Does the seller have to worry whether an investor can demand payment once they sell their owner-financed note? The answer depends on how the note was endorsed along with the terms of the Purchase Agreement.
When a Mortgage Note is sold an Assignment of Mortgage is recorded at the county level. Additionally the note itself is endorsed over to the investor. The type of language used on the endorsement plays an important role in whether the investor has any recourse against the seller or prior note holder for repayment of the note.
A standard note endorsement would read:
“Pay to the order of (Insert Investor’s name), without recourse.”
When the endorsement specifies “without recourse”, an investor can only seek recourse against the payer or property for nonpayment of the note.
However if the endorsement reads “with recourse”, the investor has the option of also seeking recourse against the seller if the buyer quits making payments.
If the note does not specify either with or without recourse, then it is assumed that the endorsement is made with recourse.

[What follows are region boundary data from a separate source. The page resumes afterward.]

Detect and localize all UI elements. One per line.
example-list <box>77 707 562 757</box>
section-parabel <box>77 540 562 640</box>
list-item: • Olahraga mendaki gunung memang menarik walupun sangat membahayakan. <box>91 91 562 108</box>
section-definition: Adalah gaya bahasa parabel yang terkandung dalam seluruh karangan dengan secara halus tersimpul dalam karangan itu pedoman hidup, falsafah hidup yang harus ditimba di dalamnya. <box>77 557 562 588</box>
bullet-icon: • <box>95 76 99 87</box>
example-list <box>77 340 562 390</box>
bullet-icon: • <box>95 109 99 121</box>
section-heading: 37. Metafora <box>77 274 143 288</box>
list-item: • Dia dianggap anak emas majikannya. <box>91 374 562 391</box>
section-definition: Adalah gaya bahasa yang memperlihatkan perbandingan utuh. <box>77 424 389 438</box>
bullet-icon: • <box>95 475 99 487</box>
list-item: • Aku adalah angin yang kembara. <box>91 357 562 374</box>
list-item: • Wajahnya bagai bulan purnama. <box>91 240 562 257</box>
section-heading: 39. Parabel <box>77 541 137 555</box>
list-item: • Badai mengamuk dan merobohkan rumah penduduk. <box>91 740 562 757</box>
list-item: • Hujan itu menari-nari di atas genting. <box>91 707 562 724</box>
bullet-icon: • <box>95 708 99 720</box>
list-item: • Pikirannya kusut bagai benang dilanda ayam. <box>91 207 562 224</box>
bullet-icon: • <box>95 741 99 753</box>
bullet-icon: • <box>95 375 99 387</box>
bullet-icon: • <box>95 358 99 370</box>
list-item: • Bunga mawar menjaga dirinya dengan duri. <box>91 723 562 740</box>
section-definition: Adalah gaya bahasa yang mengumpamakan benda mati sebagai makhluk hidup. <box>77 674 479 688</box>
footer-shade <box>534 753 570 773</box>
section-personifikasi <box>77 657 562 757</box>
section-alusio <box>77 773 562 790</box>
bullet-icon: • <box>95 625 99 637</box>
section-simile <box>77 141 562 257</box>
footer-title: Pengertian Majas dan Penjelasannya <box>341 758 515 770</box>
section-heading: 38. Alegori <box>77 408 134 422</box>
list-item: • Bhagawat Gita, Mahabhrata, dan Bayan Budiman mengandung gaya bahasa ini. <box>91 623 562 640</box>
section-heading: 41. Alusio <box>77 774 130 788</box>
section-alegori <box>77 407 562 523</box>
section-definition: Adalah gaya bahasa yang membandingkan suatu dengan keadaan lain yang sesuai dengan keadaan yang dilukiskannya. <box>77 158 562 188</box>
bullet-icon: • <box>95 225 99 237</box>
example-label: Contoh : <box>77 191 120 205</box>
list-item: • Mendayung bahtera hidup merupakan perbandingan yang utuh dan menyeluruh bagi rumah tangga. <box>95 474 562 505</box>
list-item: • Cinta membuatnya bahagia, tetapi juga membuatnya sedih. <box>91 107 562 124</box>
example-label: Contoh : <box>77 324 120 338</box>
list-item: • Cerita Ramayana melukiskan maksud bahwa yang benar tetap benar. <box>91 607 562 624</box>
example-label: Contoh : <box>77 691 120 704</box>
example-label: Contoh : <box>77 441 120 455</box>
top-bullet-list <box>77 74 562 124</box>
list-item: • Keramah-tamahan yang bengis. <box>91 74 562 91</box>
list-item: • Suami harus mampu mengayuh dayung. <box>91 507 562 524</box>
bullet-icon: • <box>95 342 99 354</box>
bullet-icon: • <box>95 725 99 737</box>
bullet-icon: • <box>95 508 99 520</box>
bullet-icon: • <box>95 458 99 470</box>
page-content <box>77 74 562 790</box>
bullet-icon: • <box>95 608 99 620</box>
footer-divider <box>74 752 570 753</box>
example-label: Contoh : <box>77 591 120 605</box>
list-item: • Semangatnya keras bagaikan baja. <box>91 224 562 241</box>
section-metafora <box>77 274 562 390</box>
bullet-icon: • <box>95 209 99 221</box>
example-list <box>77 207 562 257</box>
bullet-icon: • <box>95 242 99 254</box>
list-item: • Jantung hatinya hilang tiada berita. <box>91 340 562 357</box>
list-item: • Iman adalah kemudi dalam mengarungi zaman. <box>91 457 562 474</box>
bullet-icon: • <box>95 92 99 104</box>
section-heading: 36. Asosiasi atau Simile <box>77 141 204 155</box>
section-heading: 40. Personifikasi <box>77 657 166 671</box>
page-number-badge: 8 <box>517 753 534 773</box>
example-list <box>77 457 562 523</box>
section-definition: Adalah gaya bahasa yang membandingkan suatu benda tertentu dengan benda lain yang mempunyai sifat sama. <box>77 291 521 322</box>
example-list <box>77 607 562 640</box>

The Purchase Agreement also plays a role on what type of recourse an investor might have against a note seller. This agreement often contains certain representations and warranties that the seller makes in order for the investor to purchase the note.
Most sellers would prefer to sell a note without any recourse or obligation to buy back the note from the investor should the buyer or payer fail to make payments. It is important to understand the documents that will be executed when selling a note to avoid any surprises.